Despite common belief, Neanderthals were just as intelligent as today's modern humans. Scientific evidence does not support the widely held belief that our "simple" biped relatives were driven to extinction by our highly intelligent ancestors, according to a new study from the University of Colorado Boulder.
Neanderthals thrived between about 350,000 and 40,000 years ago in parts of Europe and Asia.

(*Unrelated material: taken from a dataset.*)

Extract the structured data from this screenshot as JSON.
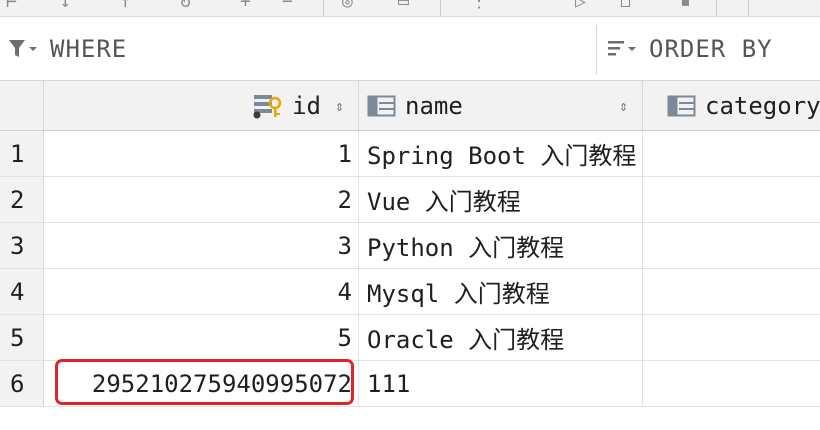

Our ancestors, referred to as "anatomically modern humans," drove them out, but not because of their dimwittedness or primitive ways.

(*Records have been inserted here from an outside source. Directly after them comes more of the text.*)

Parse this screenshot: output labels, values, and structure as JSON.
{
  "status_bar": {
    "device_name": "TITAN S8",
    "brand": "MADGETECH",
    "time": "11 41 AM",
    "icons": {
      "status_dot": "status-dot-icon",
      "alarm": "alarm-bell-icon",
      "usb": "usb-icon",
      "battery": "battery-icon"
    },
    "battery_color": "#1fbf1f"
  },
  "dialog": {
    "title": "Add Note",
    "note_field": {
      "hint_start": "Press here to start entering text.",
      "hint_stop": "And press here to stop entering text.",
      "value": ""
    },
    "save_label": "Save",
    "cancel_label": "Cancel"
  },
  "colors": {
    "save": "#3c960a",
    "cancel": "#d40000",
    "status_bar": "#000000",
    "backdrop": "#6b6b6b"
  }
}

But after an extensive review of Neanderthal research scientists confirmed that we are not superior to our hairy close relatives.
"The evidence for cognitive inferiority is simply not there," CU-Boulder researcher Paola Villa, a curator at the University of Colorado Museum of Natural History, said in a statement. "What we are saying is that the conventional view of Neanderthals is not true."
The study, published in the journal PLOS ONE, refutes prior hypotheses explaining why Neanderthals no longer roam the Earth. In the past, some researchers have tried to explain the demise of the Neanderthals by suggesting that the newcomers were superior to Neanderthals in key ways, including their ability to hunt, communicate, innovate and adapt to different environments.
Villa and co-author Wil Roebroeks suppose that past misrepresentation may be linked to the tendency of researchers to compare Neanderthals, who lived in the Middle Paleolithic, to modern humans living during the more recent Upper Paleolithic period. This, it turns out, is the equivalent of comparing apples to oranges.
"Researchers were comparing Neanderthals not to their contemporaries on other continents but to their successors," Villa explained. "It would be like comparing the performance of Model T Fords, widely used in America and Europe in the early part of the last century, to the performance of a modern-day Ferrari and conclude that Henry Ford was cognitively inferior to Enzo Ferrari."
Many people are tempted to pinpoint cognitive inferiority for Neanderthals' demise, but archaeologists assert that there is no evidence to support this popular opinion.